Mais, pour que cette conception pût être appliquée aux faits qui nous occupent, encore faudrait-il que les inscrits maritimes eussent le droit de se mettre en grève. Or, on peut soutenir avec de très fortes raisons que ce droit ne leur appartient pas. Le législateur n’a nulle part consacré en termes exprès et formels ce droit dont on parle tant et dont on use souvent si mal. Il découle implicitement de l’abrogation prononcée par l’article premier de la loi du 21 mars 1884, de celle des 14-27 juin 1791 et de l’article 416 du Code pénal qui punissait d’emprisonnement et d’amende tous ouvriers, patrons et entrepreneurs d’ouvrages qui, à l’aide d’amendes, défenses, proscriptions, interdictions prononcées par suite d’un plan concerté, auraient porté atteinte au libre exercice de l’industrie ou du travail.
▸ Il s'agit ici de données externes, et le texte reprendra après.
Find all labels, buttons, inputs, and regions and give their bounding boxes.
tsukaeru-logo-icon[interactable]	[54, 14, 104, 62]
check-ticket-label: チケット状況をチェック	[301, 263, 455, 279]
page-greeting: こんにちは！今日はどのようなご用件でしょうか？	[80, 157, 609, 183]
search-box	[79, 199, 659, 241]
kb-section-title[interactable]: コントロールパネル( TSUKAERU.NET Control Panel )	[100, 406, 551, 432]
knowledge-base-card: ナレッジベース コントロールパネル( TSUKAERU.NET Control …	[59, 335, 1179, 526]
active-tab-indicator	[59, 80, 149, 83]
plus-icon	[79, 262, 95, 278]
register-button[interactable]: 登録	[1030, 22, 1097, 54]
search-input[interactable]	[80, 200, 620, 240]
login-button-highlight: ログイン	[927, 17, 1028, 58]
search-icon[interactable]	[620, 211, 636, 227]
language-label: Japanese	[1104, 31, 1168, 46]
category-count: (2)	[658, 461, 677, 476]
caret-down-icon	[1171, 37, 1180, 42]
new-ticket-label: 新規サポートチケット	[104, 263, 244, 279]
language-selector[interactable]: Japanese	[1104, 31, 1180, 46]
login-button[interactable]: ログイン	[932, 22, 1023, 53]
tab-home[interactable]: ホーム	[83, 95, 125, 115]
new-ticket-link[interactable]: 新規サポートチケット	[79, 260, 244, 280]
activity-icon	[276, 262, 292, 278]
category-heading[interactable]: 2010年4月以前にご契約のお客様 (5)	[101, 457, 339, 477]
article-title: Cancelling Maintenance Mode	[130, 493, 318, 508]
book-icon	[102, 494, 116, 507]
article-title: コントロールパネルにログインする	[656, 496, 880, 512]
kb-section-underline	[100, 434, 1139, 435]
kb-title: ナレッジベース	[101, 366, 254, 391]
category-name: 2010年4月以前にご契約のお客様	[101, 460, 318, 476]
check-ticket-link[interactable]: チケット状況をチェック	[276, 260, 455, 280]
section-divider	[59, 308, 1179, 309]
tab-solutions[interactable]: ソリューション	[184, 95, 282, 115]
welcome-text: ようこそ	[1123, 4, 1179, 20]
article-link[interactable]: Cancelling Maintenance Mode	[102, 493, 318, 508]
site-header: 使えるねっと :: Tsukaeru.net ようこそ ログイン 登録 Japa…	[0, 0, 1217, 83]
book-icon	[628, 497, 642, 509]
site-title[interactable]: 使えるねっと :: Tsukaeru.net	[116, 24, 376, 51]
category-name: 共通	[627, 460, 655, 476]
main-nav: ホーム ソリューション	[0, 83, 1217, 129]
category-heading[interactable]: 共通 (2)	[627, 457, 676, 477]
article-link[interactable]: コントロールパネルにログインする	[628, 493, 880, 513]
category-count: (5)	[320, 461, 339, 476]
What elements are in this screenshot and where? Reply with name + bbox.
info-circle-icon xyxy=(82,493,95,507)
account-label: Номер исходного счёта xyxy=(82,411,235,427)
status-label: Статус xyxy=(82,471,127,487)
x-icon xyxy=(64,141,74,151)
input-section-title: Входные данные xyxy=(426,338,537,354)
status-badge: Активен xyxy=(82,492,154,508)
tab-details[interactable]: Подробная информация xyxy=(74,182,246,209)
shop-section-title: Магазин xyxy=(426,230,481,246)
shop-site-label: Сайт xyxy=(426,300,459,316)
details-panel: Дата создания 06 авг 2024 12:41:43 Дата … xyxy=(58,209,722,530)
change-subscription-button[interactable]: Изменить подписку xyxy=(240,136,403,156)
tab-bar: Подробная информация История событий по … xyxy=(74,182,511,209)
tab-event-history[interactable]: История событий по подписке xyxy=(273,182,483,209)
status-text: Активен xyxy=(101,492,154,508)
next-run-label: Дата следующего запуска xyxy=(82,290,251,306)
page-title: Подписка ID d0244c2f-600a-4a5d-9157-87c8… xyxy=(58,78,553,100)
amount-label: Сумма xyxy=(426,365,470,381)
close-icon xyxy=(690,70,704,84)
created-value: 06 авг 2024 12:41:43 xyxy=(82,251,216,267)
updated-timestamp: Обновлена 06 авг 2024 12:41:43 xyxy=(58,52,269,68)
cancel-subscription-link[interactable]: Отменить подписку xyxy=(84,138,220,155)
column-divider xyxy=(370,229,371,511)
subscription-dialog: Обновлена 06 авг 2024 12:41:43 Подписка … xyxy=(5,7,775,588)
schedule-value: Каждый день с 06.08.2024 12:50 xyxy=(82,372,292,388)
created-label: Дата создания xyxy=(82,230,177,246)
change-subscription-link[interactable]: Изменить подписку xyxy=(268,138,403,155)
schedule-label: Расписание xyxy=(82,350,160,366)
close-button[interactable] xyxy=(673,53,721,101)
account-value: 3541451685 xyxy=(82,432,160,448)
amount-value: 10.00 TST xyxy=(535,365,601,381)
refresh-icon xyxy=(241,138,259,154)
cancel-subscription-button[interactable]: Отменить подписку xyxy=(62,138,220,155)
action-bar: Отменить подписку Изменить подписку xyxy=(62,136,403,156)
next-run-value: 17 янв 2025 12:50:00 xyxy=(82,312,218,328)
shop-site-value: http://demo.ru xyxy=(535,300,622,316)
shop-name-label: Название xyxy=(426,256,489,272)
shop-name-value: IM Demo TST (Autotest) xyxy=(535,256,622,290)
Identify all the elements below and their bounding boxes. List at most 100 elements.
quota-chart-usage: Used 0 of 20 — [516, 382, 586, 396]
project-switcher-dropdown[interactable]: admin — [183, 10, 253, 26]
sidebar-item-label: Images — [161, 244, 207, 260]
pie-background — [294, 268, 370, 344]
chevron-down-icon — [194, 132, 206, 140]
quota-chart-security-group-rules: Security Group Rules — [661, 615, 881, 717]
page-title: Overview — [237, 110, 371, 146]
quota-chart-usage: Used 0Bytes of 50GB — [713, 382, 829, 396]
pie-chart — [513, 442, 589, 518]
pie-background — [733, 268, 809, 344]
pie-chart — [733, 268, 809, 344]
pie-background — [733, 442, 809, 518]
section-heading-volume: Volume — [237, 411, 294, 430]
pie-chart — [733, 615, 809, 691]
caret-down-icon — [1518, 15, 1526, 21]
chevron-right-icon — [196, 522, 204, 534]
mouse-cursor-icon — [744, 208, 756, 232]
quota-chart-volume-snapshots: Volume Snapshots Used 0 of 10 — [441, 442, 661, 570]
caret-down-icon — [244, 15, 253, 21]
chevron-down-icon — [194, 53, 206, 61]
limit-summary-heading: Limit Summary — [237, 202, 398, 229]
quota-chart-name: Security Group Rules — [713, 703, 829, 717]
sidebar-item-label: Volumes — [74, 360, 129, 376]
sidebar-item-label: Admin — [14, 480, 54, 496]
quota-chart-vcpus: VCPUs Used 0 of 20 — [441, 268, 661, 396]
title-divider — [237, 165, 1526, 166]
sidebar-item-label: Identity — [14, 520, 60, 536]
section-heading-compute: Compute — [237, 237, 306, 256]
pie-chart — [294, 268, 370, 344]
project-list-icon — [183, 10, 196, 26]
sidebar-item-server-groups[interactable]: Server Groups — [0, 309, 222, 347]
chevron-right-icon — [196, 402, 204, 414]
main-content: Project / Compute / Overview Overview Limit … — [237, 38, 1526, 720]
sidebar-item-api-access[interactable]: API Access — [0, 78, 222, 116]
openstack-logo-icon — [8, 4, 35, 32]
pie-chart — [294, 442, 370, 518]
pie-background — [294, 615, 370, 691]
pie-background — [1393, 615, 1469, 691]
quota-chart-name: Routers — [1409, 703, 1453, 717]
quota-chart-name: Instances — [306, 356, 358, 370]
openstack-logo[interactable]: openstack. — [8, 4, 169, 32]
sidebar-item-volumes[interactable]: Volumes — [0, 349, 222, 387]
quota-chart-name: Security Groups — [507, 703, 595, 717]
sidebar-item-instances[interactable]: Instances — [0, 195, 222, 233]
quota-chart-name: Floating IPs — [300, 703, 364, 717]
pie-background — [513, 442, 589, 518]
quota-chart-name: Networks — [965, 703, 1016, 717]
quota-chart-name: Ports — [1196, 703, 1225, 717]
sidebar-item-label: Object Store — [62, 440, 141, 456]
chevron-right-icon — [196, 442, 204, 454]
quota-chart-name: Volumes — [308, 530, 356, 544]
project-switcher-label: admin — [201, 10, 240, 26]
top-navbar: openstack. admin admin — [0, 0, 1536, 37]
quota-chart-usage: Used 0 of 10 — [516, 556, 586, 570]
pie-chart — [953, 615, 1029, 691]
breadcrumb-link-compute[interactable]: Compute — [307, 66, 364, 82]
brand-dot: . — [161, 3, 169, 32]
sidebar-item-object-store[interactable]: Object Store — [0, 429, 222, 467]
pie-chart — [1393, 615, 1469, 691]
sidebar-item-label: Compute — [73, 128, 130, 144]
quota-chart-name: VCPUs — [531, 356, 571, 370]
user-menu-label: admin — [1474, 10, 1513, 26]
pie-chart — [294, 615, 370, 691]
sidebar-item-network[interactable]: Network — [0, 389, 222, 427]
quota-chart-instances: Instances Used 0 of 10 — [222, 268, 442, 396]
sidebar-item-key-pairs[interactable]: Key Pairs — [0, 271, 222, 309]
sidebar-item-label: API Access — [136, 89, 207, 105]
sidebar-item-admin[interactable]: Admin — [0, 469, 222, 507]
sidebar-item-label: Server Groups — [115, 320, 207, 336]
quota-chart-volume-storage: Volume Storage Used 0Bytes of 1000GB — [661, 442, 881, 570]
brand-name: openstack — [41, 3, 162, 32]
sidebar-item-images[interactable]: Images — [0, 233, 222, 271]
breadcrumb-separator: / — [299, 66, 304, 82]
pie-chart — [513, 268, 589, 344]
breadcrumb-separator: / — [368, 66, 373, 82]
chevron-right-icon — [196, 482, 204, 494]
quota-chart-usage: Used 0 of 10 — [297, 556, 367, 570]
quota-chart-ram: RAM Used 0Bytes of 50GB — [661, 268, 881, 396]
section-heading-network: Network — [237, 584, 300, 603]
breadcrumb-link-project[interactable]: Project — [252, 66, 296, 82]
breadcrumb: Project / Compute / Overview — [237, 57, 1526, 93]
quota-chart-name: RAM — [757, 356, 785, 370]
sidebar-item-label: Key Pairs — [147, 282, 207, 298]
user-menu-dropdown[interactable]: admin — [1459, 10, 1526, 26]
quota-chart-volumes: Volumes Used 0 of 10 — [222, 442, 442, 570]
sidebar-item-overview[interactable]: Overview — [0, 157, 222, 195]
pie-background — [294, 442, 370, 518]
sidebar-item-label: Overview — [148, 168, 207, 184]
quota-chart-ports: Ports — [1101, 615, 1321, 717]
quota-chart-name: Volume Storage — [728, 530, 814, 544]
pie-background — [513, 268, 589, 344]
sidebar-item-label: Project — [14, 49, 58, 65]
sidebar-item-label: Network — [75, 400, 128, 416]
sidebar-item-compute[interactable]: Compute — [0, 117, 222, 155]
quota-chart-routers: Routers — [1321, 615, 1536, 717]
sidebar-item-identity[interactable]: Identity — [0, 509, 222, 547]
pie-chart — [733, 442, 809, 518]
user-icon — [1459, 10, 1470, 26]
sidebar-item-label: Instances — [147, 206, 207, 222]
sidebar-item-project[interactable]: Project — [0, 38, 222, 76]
Quelques explications sont ici nécessaires.

En abrogeant l’article 416 du Code pénal, la loi du 21 mars 1884 a eu simplement pour but et pour effet de permettre collectivement ce qui avait toujours été licite individuellement. Or, pour les inscrits maritimes, qui, ainsi qu’on l’a vu, ont un statut spécial, la situation est précisément inverse. Alors que dans l’industrie ordinaire l’individu, même lié par un contrat, ne s’expose à aucune peine en refusant brusquement et abusivement d’exécuter son contrat, l’inscrit maritime régulièrement engagé qui ne se rend pas à bord ou qui déserte le navire s’expose, en dehors des sanctions de droit civil, aux peines sévères édictées d’abord par le décret réglementaire du 24 mars 1852 et maintenu par la loi du 15 avril 1898, qui (cela est important à retenir) est postérieure à la loi de 1884. Il n’est donc pas libre individuellement de faire ou de refuser le travail promis, et cette observation est capitale pour la solution de la question en cause, à savoir le prétendu droit de grève des gens de mer.

Pourquoi cette restriction au principe de la liberté ? Les raisons abondent.